On Dec. 14, a 20-year-old gunman opened fire at Sandy Hook Elementary School, killing 20 students ages 6 and 7 and six adults, including teachers and the school's principal.


"Your kids are with God," one of the hearts read.

"Please don't cry," read another.

"I still remember when my cousin passed away," wrote Emmanuel Taybron, 6, a first-grader at the East Baltimore school, who drew his cousin smiling in his casket. "I felt sad. I wish I could make you feel better."

First-grader Trinity Jones, 7, said she wanted the families to know that "I wish their family members could come back and have a second chance. But they are in a very good place right now. And heaven is going to take care of them."

On Monday, the students' teacher, Caitlin Houston, fielded questions from the curious class of 6- and 7-year-olds, who had heard "a bunch of little kids died" and have re-posed the question of "Why?" every day since she explained as best she could that the shooter was "a bad man who was sick with a brain that doesn't work like ours."

Over the weekend, the event haunted the 27-year-old, Connecticut-born educator who came to teach at Dallas F. Nicholas three years ago — particularly the smile of Victoria Soto, the 27-year-old teacher who was killed while attempting to protect as many of her students as possible by hiding them in a closet.

"I'm not saying I could have been her, but I understood her," Houston said through tears. "Selfishly, you think you would run out the door in a situation like that. But really what I would do is stand in front of that door and say, 'You're not coming in here.' They are my babies."

Houston came across "Paper Hearts" on Facebook and knew there was an opportunity for her and her students to have an outlet.


The goal, said "Paper Hearts" organizer Gala Thompson, is to gather about 19 million paper hearts — the number it would take to reach from Billings to Newtown — from across the country to string together and send to the small, grief-stricken town that began burying its loved ones this week.

The initiative was spurred by Thompson's challenge: How to talk to her 5- and 9-year-old daughters about the shooting. After deciding Friday that she wouldn't talk to them at all, she woke up Saturday with a change of heart.

On Saturday, Thompson's family of four sat down to make paper hearts, a prompt for a positive discussion. By Sunday there were 104 and a Facebook page dedicated to the cause as the effort spread by word of mouth.

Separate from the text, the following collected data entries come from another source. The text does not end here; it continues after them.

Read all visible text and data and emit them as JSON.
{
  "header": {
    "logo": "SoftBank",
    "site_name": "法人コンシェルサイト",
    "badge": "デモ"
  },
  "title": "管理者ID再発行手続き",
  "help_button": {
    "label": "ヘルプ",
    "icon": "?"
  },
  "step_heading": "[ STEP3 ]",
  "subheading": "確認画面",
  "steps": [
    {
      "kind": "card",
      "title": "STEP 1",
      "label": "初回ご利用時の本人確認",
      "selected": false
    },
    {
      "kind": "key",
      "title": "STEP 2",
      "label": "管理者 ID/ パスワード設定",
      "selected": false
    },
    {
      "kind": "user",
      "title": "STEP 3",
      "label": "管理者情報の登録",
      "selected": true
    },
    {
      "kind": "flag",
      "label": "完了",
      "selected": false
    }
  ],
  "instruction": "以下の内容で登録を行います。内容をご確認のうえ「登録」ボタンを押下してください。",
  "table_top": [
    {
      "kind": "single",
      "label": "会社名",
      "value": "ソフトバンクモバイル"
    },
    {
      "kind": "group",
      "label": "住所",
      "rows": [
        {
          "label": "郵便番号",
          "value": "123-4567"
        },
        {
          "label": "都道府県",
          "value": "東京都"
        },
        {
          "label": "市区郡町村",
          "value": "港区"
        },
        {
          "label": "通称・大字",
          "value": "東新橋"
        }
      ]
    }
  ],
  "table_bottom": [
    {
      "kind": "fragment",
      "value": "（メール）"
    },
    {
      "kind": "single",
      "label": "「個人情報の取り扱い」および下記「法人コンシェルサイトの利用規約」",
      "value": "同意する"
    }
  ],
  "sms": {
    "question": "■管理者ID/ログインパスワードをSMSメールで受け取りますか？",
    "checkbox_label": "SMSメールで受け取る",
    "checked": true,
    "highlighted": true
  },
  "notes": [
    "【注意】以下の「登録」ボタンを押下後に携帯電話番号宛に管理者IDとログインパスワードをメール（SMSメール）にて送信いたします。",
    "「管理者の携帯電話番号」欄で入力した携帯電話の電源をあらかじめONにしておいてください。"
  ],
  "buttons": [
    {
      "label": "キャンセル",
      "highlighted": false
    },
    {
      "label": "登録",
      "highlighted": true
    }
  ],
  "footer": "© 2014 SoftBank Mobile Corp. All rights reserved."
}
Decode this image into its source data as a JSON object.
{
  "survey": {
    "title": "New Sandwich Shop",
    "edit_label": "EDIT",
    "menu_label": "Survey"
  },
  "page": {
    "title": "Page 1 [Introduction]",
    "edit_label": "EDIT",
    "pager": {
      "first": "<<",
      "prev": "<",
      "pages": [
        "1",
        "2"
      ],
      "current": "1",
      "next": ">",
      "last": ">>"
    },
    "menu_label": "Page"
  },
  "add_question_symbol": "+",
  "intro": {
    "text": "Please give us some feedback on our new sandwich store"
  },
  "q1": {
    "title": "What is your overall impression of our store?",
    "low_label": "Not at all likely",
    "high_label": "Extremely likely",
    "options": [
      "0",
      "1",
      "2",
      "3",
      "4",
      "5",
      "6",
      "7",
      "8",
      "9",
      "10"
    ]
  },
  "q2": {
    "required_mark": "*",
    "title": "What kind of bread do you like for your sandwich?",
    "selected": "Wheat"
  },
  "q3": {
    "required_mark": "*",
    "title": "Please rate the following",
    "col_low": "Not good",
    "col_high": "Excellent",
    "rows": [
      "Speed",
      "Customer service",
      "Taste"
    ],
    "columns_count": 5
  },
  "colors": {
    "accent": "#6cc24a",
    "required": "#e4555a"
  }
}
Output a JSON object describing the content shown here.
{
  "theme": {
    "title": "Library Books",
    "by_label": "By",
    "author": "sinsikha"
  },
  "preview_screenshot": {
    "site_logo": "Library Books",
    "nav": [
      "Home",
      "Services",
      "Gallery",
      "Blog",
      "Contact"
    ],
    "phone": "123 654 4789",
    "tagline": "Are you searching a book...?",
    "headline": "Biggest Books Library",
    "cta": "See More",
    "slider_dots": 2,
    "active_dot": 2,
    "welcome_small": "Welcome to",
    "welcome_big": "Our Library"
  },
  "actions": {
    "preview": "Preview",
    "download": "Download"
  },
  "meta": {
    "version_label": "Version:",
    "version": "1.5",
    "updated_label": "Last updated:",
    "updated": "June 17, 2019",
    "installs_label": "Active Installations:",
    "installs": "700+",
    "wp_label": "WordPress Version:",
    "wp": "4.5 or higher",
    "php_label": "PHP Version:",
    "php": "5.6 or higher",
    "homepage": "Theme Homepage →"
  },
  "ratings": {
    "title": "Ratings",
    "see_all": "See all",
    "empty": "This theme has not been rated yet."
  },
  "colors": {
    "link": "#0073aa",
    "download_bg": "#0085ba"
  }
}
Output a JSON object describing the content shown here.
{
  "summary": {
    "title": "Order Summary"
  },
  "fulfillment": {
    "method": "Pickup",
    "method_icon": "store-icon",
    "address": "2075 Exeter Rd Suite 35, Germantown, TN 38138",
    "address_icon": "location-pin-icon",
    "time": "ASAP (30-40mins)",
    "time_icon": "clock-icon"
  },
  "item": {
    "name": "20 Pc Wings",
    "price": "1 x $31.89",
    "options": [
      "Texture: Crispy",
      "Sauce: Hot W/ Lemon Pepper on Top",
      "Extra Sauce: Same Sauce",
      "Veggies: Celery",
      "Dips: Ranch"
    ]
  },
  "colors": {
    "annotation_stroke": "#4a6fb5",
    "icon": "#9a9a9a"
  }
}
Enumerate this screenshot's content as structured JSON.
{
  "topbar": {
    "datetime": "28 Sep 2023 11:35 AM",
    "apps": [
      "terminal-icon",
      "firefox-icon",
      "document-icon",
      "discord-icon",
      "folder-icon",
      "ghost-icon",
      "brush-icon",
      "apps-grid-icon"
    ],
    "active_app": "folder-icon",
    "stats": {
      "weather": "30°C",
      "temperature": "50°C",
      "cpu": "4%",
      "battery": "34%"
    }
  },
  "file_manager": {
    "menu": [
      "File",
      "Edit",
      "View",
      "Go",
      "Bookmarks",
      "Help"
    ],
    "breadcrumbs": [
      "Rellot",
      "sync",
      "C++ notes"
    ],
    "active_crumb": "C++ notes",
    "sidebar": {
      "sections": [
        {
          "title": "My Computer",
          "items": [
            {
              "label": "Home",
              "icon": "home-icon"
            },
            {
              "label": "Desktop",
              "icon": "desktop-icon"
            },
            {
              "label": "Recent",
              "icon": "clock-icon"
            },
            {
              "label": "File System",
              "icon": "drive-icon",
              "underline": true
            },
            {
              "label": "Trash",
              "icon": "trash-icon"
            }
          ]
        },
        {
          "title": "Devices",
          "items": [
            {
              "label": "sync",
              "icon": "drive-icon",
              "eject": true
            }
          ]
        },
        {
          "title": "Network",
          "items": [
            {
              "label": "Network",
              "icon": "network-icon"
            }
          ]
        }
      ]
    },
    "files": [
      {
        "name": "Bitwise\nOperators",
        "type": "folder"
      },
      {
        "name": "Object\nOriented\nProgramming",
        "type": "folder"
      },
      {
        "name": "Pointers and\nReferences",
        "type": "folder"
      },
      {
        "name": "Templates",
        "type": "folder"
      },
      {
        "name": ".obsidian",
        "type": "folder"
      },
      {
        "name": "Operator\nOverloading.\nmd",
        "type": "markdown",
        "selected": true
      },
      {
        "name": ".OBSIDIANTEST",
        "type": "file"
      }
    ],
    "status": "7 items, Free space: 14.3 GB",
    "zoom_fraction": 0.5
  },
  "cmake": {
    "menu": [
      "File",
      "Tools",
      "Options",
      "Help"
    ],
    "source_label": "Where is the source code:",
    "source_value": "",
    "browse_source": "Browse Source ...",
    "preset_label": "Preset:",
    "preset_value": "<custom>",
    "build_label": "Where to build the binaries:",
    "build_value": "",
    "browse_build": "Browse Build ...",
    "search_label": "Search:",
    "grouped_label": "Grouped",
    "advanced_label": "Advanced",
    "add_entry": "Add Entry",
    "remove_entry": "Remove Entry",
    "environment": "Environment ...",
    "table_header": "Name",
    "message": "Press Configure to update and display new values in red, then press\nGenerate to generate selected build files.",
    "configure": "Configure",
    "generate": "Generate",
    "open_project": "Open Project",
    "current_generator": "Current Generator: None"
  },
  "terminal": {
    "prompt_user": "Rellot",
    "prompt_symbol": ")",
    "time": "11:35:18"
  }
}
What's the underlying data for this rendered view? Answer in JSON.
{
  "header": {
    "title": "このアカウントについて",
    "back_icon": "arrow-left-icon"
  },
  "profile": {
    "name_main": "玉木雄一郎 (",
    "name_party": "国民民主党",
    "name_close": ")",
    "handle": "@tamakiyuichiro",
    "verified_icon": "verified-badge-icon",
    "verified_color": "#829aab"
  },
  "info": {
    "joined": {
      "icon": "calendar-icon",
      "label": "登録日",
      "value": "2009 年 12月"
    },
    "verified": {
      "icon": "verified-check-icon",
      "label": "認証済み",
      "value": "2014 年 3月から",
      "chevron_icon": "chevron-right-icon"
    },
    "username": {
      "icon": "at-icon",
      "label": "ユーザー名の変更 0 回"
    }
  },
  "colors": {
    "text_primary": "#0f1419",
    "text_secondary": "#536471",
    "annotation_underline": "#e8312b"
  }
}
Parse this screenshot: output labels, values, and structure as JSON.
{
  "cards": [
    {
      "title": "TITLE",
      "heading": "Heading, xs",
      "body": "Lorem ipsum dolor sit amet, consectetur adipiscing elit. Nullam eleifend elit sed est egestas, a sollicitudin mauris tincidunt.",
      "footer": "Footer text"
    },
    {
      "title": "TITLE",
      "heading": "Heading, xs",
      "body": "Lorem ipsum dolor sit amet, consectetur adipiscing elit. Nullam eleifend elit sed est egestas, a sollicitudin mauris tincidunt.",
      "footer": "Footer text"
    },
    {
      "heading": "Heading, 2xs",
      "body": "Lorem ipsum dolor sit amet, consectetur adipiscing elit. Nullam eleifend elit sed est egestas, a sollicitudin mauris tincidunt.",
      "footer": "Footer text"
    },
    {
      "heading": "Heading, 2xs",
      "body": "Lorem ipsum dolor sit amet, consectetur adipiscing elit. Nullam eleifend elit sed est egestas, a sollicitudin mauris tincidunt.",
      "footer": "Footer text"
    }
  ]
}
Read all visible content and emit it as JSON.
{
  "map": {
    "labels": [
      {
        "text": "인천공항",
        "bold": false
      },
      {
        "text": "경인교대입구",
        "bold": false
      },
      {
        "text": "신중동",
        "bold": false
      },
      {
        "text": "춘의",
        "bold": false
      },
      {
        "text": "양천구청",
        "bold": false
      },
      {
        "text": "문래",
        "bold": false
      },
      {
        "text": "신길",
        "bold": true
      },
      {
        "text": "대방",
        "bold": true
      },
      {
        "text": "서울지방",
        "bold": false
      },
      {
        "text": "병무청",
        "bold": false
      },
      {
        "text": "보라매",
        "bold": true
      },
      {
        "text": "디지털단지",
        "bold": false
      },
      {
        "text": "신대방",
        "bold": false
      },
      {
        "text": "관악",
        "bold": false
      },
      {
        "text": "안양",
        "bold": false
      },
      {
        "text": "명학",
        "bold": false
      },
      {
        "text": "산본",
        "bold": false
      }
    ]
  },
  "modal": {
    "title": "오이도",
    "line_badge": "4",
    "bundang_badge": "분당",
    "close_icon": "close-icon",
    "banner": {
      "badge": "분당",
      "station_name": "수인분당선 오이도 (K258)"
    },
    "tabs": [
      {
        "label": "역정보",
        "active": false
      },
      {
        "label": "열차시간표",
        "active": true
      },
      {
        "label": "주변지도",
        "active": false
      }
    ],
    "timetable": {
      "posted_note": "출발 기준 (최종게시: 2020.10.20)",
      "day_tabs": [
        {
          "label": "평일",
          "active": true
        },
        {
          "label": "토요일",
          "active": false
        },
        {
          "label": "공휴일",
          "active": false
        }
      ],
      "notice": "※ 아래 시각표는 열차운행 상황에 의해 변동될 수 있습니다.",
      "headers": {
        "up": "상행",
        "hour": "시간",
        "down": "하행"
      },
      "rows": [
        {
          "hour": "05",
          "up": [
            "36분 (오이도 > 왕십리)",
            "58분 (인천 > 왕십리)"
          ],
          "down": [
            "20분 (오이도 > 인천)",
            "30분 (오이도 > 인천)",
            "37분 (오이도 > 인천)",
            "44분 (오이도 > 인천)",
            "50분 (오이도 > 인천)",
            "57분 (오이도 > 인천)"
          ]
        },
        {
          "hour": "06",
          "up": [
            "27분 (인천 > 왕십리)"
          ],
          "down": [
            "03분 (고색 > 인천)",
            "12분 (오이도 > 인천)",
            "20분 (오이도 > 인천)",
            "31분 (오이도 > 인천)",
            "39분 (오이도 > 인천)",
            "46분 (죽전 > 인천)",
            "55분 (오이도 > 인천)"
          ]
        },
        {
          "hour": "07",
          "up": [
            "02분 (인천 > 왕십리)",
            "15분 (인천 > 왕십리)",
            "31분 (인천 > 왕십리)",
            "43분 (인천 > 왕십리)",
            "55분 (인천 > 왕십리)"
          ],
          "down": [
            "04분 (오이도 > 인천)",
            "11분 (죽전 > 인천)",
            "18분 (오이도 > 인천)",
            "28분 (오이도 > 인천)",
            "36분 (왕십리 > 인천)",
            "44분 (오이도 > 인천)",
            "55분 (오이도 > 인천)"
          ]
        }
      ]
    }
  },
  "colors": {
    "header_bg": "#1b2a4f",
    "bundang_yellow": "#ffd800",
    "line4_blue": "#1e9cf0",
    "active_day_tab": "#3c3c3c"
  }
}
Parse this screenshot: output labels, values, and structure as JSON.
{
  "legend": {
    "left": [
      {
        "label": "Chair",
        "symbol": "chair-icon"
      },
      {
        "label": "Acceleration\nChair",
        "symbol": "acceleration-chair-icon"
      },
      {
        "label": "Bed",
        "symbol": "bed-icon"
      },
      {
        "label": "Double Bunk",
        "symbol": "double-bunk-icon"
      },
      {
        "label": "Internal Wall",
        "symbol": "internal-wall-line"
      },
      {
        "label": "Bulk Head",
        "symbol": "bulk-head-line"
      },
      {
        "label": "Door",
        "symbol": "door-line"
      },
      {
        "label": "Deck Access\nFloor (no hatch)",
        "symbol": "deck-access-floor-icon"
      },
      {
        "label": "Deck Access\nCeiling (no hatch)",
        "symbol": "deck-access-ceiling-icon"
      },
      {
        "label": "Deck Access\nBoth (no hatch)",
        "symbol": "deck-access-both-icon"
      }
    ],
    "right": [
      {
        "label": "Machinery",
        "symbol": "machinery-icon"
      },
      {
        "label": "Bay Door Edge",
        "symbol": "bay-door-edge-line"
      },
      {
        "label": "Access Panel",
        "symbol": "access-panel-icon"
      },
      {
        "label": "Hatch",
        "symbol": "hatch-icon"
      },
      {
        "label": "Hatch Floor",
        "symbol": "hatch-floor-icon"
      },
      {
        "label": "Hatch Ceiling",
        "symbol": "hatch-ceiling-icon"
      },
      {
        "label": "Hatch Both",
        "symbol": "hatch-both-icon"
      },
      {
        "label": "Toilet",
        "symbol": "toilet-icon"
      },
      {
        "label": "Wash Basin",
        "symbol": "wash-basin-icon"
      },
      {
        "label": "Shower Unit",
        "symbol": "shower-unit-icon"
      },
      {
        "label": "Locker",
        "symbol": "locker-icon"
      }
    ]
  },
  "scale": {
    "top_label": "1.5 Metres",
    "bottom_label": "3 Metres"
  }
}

By Monday, there were more than 1,000, and her daughters' school had participated. By Tuesday, businesses, schools and churches from at least 10 states had signed on to connect with the grief-stricken community.

Never, Thompson said, did she think news would spread from Billings to Baltimore.

"My small dream was maybe get 500 hearts," Thompson said. "Now the dream for this — for this world — is to be connected and be compassionate. And people who want to have a voice, and who want to be able to be a part of this, now can."


The idea to connect the hearts of millions was partly inspired by the documentary "Paper Clips," which follows Tennessee students' lesson on the Holocaust and their quest to gather 6 million paper clips, representing the 6 million Jewish people who died.

In addition to her first-graders, Houston reached out this week to teachers in her building and at other schools, who all began devoting class time to the hearts.

Students who couldn't write signed their fingerprints, traced their hands and decorated with stickers and Ravens logos. The school will send all the hearts they collect to Montana on Friday.

Teachers, who also wrote notes of support, said they felt a greater sense of security in themselves and their love for their students.

"I learned that we are special people, and though we lost six of our colleagues, that's what we do: go above and beyond for our kids," said Dashanique Coleman, whose first- and second-graders also made hearts. "When I came in Monday, I kept staring at them and touching their faces. It's unfathomable."